Perhaps the easiest opportunity for innovation alignment occurs within research and development (R&D), an area that most companies have defined as important to their futures.
Technology support for corporate R&D might focus on R&D processes, tools to enhance the R&D process, tools that contribute to innovation, and metrics to measure success/failure. There are also opportunities to exploit some new information technologies in the R&D process, such as online contests to solve complicated research and development problems.
Innovation alignment also requires the integration of strategic and operational alignment where new ideas are strategically viable and operationally feasible. This kind of integrative thinking is hard to achieve but when successful it can literally change the face of a company.
People alignment is the key ingredient to all of the alignment flavors. We need people to execute the alignment agenda.
But which people? Each of the alignment flavors requires a different set of skills and competencies. In fact, the flavors are so different that the necessary skills and competencies generally cannot be found in the same people. This has huge implications for companies seeking alignment.
If you look at the five flavors its easy to see how the skills and competencies required for each differ so dramatically.

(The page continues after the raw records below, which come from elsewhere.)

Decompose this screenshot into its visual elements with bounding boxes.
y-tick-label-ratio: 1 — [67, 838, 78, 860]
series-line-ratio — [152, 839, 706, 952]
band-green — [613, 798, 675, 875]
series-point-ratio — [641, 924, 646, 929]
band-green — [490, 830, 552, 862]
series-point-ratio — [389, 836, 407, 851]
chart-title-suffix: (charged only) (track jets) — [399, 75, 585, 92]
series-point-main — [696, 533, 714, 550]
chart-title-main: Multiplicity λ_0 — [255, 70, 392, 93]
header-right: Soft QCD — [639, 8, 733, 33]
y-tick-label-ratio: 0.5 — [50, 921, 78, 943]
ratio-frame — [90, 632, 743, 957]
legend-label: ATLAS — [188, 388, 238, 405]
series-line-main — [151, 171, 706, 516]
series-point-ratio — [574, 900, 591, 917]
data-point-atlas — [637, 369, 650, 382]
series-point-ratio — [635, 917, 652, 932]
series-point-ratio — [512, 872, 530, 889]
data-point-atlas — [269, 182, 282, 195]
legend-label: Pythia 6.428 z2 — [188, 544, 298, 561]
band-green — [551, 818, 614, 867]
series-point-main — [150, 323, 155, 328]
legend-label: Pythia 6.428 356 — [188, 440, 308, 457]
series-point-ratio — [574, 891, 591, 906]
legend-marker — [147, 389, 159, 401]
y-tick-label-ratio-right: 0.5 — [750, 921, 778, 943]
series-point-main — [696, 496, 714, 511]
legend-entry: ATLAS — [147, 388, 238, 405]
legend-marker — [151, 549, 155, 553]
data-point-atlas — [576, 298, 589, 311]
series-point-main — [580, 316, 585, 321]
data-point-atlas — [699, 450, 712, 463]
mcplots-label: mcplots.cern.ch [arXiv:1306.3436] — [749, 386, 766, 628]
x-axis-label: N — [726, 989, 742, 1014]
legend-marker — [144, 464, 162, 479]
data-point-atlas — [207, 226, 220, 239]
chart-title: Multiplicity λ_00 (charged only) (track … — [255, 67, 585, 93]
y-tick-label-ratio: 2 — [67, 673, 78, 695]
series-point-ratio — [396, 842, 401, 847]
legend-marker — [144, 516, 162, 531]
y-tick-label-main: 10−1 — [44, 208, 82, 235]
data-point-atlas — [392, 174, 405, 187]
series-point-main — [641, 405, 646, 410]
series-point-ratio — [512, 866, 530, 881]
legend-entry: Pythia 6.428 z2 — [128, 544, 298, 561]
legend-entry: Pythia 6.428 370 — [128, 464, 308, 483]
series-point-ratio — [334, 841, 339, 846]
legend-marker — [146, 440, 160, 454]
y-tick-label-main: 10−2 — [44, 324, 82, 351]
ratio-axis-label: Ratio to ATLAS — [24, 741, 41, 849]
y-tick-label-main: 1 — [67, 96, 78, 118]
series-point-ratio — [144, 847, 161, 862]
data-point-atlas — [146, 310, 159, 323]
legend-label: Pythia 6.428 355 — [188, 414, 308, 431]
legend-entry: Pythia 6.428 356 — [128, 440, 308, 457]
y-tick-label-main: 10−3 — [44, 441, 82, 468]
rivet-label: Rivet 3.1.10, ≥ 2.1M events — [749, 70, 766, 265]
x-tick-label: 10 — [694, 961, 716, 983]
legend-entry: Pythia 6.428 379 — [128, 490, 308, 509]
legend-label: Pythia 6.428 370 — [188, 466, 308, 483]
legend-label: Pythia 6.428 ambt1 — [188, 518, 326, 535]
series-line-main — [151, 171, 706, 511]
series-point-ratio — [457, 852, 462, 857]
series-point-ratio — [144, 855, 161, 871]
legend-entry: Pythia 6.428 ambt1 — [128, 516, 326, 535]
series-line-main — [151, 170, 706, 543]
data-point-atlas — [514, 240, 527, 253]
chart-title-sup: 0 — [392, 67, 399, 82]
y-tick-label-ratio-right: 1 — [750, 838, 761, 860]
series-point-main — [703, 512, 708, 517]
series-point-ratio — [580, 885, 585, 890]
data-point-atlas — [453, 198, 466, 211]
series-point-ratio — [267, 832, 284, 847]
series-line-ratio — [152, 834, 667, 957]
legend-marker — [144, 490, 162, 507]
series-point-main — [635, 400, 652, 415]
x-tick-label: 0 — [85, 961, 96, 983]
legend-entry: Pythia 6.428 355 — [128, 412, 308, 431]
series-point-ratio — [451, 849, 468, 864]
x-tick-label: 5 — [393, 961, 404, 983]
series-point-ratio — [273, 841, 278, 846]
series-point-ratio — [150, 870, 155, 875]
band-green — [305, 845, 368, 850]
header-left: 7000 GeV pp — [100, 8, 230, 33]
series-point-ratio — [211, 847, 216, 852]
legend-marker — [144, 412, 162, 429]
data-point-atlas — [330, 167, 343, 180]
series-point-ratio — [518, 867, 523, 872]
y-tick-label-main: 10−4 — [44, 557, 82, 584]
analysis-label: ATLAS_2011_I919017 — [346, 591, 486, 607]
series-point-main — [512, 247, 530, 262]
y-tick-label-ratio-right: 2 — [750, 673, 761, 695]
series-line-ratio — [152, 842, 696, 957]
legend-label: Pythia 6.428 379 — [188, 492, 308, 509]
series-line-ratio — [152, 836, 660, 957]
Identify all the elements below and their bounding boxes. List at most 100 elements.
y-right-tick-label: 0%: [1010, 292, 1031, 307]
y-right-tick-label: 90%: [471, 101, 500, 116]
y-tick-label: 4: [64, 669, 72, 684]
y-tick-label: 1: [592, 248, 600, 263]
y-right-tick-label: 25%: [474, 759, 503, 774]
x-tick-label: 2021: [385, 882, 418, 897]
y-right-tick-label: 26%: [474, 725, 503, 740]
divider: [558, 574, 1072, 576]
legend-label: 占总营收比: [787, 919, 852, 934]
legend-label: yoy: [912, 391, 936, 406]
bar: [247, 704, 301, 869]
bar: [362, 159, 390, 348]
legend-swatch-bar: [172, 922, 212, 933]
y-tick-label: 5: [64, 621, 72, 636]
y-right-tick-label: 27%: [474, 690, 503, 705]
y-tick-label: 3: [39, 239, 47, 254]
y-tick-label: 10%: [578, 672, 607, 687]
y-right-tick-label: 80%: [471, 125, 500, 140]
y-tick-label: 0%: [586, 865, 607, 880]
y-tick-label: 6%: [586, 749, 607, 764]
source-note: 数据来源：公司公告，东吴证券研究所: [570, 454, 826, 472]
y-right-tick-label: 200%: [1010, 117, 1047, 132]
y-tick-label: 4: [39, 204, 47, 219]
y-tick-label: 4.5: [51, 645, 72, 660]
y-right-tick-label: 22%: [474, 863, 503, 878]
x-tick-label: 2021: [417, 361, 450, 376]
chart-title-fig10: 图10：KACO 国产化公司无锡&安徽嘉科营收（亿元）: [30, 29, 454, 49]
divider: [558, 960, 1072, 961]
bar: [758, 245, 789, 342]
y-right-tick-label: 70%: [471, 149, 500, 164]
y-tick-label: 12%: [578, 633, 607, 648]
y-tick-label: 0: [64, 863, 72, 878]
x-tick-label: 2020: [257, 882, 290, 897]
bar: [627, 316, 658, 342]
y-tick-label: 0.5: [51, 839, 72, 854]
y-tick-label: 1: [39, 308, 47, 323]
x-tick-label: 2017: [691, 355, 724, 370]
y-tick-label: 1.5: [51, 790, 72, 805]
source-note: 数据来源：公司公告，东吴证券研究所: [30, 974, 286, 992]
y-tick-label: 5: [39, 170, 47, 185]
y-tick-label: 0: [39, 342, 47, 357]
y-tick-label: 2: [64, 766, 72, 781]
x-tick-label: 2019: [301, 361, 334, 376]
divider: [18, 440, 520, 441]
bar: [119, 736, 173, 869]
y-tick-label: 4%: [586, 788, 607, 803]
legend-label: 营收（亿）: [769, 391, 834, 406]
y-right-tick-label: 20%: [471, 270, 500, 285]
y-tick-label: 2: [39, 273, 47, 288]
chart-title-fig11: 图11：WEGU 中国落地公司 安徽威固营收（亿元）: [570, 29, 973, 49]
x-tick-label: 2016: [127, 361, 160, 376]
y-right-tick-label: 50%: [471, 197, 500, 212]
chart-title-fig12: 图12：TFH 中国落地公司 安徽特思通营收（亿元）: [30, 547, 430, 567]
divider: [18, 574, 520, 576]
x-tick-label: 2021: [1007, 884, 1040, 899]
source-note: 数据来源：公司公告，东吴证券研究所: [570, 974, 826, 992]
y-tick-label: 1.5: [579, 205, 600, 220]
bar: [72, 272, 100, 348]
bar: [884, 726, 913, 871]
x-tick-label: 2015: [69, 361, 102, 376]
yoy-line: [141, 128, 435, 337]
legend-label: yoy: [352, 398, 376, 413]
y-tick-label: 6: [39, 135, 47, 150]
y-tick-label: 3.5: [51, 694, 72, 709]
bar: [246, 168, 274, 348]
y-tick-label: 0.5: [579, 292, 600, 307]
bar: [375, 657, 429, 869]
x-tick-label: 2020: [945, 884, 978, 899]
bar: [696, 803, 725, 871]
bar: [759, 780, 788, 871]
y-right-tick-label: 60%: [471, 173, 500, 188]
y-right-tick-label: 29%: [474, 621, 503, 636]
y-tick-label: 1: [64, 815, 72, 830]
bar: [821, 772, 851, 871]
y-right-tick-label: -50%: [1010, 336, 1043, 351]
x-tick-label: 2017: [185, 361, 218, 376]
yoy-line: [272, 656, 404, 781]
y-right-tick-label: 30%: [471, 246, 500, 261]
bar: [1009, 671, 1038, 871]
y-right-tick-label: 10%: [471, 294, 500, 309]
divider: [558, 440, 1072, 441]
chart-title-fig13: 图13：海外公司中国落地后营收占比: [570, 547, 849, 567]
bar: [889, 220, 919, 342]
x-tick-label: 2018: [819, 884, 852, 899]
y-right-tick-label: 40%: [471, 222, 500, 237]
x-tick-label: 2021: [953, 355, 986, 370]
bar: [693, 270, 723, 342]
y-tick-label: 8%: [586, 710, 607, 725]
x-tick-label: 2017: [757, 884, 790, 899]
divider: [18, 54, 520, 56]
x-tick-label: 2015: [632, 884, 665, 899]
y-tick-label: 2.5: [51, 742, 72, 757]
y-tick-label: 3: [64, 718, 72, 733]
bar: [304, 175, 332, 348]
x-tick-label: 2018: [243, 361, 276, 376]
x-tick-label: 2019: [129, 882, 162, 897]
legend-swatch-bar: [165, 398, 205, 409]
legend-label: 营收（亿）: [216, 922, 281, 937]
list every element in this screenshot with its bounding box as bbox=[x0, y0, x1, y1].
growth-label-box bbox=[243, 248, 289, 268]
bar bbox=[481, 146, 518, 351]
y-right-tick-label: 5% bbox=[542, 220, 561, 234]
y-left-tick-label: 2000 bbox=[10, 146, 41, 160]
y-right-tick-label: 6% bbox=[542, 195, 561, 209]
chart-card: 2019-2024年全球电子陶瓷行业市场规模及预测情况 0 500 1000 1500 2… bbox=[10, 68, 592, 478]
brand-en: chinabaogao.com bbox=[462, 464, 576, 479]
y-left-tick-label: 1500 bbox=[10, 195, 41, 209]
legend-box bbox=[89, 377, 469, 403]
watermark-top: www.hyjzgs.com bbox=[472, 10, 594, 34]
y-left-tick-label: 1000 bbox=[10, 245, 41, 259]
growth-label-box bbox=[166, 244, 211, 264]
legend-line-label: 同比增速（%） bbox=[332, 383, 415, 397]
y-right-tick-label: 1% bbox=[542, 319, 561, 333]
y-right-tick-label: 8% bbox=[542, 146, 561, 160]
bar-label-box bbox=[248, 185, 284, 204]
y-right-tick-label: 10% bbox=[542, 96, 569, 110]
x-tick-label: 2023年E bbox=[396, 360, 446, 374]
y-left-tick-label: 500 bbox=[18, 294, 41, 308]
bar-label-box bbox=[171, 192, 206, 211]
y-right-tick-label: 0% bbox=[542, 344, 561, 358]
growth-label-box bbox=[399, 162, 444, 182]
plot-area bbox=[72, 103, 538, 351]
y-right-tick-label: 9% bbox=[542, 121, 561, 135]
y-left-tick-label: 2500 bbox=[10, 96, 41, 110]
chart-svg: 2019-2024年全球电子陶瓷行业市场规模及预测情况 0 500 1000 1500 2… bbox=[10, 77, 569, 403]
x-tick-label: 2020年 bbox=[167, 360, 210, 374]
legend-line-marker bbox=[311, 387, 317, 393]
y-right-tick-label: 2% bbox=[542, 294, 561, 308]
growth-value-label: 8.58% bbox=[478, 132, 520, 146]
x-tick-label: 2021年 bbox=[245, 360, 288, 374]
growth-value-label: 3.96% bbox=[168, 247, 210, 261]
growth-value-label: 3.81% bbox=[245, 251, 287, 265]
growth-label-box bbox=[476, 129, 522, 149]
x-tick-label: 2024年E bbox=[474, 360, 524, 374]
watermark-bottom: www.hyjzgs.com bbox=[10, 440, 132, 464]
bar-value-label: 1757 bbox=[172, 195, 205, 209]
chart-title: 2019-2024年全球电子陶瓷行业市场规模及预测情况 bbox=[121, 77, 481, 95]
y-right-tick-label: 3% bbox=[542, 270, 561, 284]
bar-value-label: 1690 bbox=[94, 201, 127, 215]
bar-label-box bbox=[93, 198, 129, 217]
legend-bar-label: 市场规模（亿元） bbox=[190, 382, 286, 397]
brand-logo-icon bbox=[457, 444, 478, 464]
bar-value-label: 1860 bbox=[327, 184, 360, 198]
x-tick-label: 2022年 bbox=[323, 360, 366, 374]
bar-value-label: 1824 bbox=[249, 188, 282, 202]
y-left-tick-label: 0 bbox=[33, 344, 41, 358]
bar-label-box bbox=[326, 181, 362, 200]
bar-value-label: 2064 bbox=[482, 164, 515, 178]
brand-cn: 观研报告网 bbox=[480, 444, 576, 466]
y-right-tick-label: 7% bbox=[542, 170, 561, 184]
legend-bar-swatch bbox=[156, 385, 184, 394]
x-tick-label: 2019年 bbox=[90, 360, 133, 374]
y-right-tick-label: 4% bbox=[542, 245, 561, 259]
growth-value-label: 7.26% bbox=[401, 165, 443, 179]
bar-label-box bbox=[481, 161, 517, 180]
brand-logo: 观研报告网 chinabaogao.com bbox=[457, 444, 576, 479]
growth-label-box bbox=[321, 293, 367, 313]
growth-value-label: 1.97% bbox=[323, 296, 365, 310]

Strategic alignment requires a top-down, holistic view of the business coupled by a purposeful view of technology, that is, how technology enables broad business agendas not just specific transactions. Infrastructure alignment is about the details of architectures, cost-effectiveness, reliability and security. Operational alignment requires skills in the delivery and support areas, as well as in the areas of flexibility and agility. Innovation alignment requires a great many creative skills as well as the ability to detach from day-to-day infrastructure and operational activities. People alignment requires us to examine the skills of all the professionals responsible for alignment, assess the gaps and fill them with the right people at the right time doing the right things.
Achieving total alignment is difficult. When we think about alignment and read testimonials to alignment success were usually reading about one or two alignment flavors not the whole sampler.
Total alignment is tough because of the diverse skills necessary to achieve it; perhaps the best way to achieve it is to recognize the differences among alignment goals and pursue alignment as though it were five inter-connected processes and then find people that understand the importance of integration.
The key as always is people. Without the right people pursuing integrated alignment not much progress will be made and you may be doomed to wonder how all those servers are helping the company make money or why everyone has CRM software but very few customers that need that much attention.